The part about using abrasives is more or less true, but it is slower than scraping, by a -lot-. Whitworth essentially settled that question in the 1840's, and laid out some of the issues by which the slower abrasive process also tended to generate its own error set, constantly setting the process back just at the point where things were starting to get flat. He very ably and concisely remarks on and dissects the favor with which abrasives were used because essentially they fooled both the workman and the purchaser by the shiny surface and the apparent amount of sweat expended.

This is an ad for commercial Anderson scrapers, the flat style.

Anderson Scrapers

Anderson Scrapers

They also make a tubular style. They are on somewhat expensive, but can be found at flea markets occasionally, or copied. There are from time to time Chinese imports. KBC used to carry them, then stopped. Kitts did the same. Just an example of one style.

Dapra sells a version that only takes Dapra inserts. Again, pricey but good for information.

Also a good description of the various power scrapers (Biax)

Most people start out making their own tools, both the scrapers themselves, and, over time the references (straight edges & flats) as need and opportunity arise.
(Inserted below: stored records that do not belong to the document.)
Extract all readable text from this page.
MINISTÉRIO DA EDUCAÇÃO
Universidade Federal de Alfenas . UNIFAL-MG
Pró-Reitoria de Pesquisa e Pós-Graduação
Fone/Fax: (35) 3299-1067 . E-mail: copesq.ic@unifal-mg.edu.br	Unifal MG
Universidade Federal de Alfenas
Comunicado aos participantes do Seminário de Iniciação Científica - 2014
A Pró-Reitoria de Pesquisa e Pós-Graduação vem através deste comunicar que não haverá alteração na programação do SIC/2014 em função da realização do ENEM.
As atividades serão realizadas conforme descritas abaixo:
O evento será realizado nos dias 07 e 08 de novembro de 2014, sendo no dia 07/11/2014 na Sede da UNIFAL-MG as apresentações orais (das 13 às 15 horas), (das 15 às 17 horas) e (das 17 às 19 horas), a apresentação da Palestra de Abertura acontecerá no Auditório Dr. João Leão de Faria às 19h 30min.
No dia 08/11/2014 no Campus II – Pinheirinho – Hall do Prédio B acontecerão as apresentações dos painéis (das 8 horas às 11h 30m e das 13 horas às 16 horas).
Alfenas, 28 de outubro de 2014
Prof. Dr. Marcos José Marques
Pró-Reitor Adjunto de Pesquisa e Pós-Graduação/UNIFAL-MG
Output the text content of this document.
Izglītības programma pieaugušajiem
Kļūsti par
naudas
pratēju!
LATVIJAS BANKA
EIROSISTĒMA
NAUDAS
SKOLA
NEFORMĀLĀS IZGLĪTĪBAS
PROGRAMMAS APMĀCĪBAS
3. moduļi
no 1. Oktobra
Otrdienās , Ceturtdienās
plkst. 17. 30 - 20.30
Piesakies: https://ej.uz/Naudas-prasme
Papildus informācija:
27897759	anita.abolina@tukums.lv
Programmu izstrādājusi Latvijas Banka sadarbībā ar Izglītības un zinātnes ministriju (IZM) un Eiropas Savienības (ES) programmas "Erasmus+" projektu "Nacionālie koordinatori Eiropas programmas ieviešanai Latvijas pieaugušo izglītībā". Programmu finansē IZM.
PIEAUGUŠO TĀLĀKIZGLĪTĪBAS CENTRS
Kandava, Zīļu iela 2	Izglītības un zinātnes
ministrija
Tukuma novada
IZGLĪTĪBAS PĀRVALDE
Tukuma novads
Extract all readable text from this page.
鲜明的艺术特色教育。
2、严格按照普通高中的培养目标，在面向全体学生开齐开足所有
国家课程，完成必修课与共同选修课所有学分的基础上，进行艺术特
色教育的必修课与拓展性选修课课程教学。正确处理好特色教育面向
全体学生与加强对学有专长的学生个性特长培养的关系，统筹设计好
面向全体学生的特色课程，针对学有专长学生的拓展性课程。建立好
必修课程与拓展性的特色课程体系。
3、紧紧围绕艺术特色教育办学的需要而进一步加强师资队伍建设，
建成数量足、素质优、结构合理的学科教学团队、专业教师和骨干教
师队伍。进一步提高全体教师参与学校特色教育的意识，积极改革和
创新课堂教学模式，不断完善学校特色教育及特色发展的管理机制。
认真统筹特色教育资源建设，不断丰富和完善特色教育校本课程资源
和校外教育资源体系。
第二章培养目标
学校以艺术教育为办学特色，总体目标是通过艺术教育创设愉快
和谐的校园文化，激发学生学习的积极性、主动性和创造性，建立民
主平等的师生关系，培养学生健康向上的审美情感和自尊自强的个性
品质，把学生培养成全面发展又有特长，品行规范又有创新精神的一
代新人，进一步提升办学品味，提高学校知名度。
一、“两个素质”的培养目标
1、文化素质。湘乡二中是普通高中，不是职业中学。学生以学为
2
Here are some of mine.

Home Made Scrapers

Home Made Scrapers


Most people start out by making a scraper out of an old 12 or 14" flat file. The evolution usually goes toward silver soldering a carbide tip on a flat, scraper shaped piece of steel because it is possible to scrape a lot longer between sharpenings. Unfortunately, carbide requires diamond wheels to shape, or at least diamond (hand) hones to keep sharp.

These are blades for a Biax. The cutting edge geometry is the same for hand or power, an obtuse angle (about 93 deg) on each side of the curved cutting edge for cast iron and most other metals. The blade at the top is for steel, such as the RAMCO sander bed. Mild steel is the only material scraped with a positive (acute) cutting angle; even then only by power scraper since it would be nearly impossible to push by hand.

Biax Blades

Biax Blades


Here are some basic references, a surface plate, and a 30" straightedge. The surface plate was used to scrape the SE.

A Surface Plate and a 30

A Surface Plate and a 30" Straightedge


Straight edges are available up to about 10', but they get difficult to handle over about 5' long.

A good place to read for days on the subject is the Practical Machinist site. Search Scraping, Handscraping, Scraper, Hand scraper, Straight edge, Biax, Dapra, etc.